0 0 2-31 * sun /home/ubuntu/x.h
0 0 2-31 * mon-sat /home/ubuntu/y.h
This ends up running both of them. Am I doing something wrong here?
0 0 2-31 * sun /home/ubuntu/x.h
0 0 2-31 * mon-sat /home/ubuntu/y.h
This ends up running both of them. Am I doing something wrong here?
This is the crontab format:
* * * * *
| | | | |
| | | | +---- Day of the Week (range: 0-6, 0 standing for Sunday)
| | | +------ Month of the Year (range: 1-12)
| | +-------- Day of the Month (range: 1-31)
| +---------- Hour (range: 0-23)
+------------ Minute (range: 0-59)
Ubuntu man 5 crontab
says:
field allowed values
----- --------------
minute 0-59
hour 0-23
day of month 1-31
month 1-12 (or names, see below)
day of week 0-7 (0 or 7 is Sun, or use names)
So, this should work for you:
0 0 2-31 * 0 /home/ubuntu/x.h
0 0 2-31 * 1-6 /home/ubuntu/y.h
I'm not sure why 7 would run on Saturday--is your system time accurate and in the right timezone?
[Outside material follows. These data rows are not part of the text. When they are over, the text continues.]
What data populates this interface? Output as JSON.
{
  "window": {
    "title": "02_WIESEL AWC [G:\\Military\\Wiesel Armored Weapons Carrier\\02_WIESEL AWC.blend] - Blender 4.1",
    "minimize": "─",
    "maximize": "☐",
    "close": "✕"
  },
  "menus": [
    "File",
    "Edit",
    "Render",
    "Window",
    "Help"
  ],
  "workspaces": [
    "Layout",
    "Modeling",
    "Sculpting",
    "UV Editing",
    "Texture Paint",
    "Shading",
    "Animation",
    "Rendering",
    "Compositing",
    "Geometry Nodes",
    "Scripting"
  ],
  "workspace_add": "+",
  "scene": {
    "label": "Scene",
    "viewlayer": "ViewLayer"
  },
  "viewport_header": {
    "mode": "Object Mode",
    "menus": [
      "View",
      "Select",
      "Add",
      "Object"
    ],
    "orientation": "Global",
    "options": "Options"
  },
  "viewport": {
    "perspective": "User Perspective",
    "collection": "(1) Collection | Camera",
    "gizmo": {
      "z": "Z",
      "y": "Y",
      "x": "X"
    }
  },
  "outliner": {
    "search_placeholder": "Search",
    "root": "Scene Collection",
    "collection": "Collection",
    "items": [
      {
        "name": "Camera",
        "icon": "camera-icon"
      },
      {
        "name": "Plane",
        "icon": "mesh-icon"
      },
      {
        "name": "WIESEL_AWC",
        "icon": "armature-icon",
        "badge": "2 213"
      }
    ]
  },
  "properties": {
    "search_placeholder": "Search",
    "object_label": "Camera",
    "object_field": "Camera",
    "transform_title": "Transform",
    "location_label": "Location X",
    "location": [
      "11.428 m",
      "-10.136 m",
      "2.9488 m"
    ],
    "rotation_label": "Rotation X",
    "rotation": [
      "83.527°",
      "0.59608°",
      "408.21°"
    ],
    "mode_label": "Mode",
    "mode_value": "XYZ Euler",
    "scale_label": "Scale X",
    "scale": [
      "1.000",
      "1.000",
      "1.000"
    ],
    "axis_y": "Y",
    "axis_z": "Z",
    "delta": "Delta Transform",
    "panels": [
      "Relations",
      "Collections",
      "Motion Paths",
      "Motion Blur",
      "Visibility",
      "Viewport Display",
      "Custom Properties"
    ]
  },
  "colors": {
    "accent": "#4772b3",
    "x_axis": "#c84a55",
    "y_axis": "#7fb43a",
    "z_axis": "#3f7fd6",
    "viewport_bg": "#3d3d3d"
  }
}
Edit: Ah, yes, unfortunately you cannot specify both the day of the week and the day of the month. From man 5 crontab
:
Note: The day of a command's execution can be specified by two fields — day of month, and day of week. If both fields are restricted (i.e., aren't *), the command will be run when either field matches the current time. For example, ``30 4 1,15 * 5'' would cause a command to be run at 4:30 am on the 1st and 15th of each month, plus every Friday. One can, however, achieve the desired result by adding a test to the command (see the last example in EXAMPLE CRON FILE below).
So, the answer is:
0 0 2-31 * * test $(date +\%u) -eq 7 && /home/ubuntu/x.h
0 0 2-31 * * test $(date +\%u) -ne 7 && /home/ubuntu/y.h
$(date '+%u')
returns 1-7 representing Monday thru Sunday. Try echo $(date '+%u')
for an example.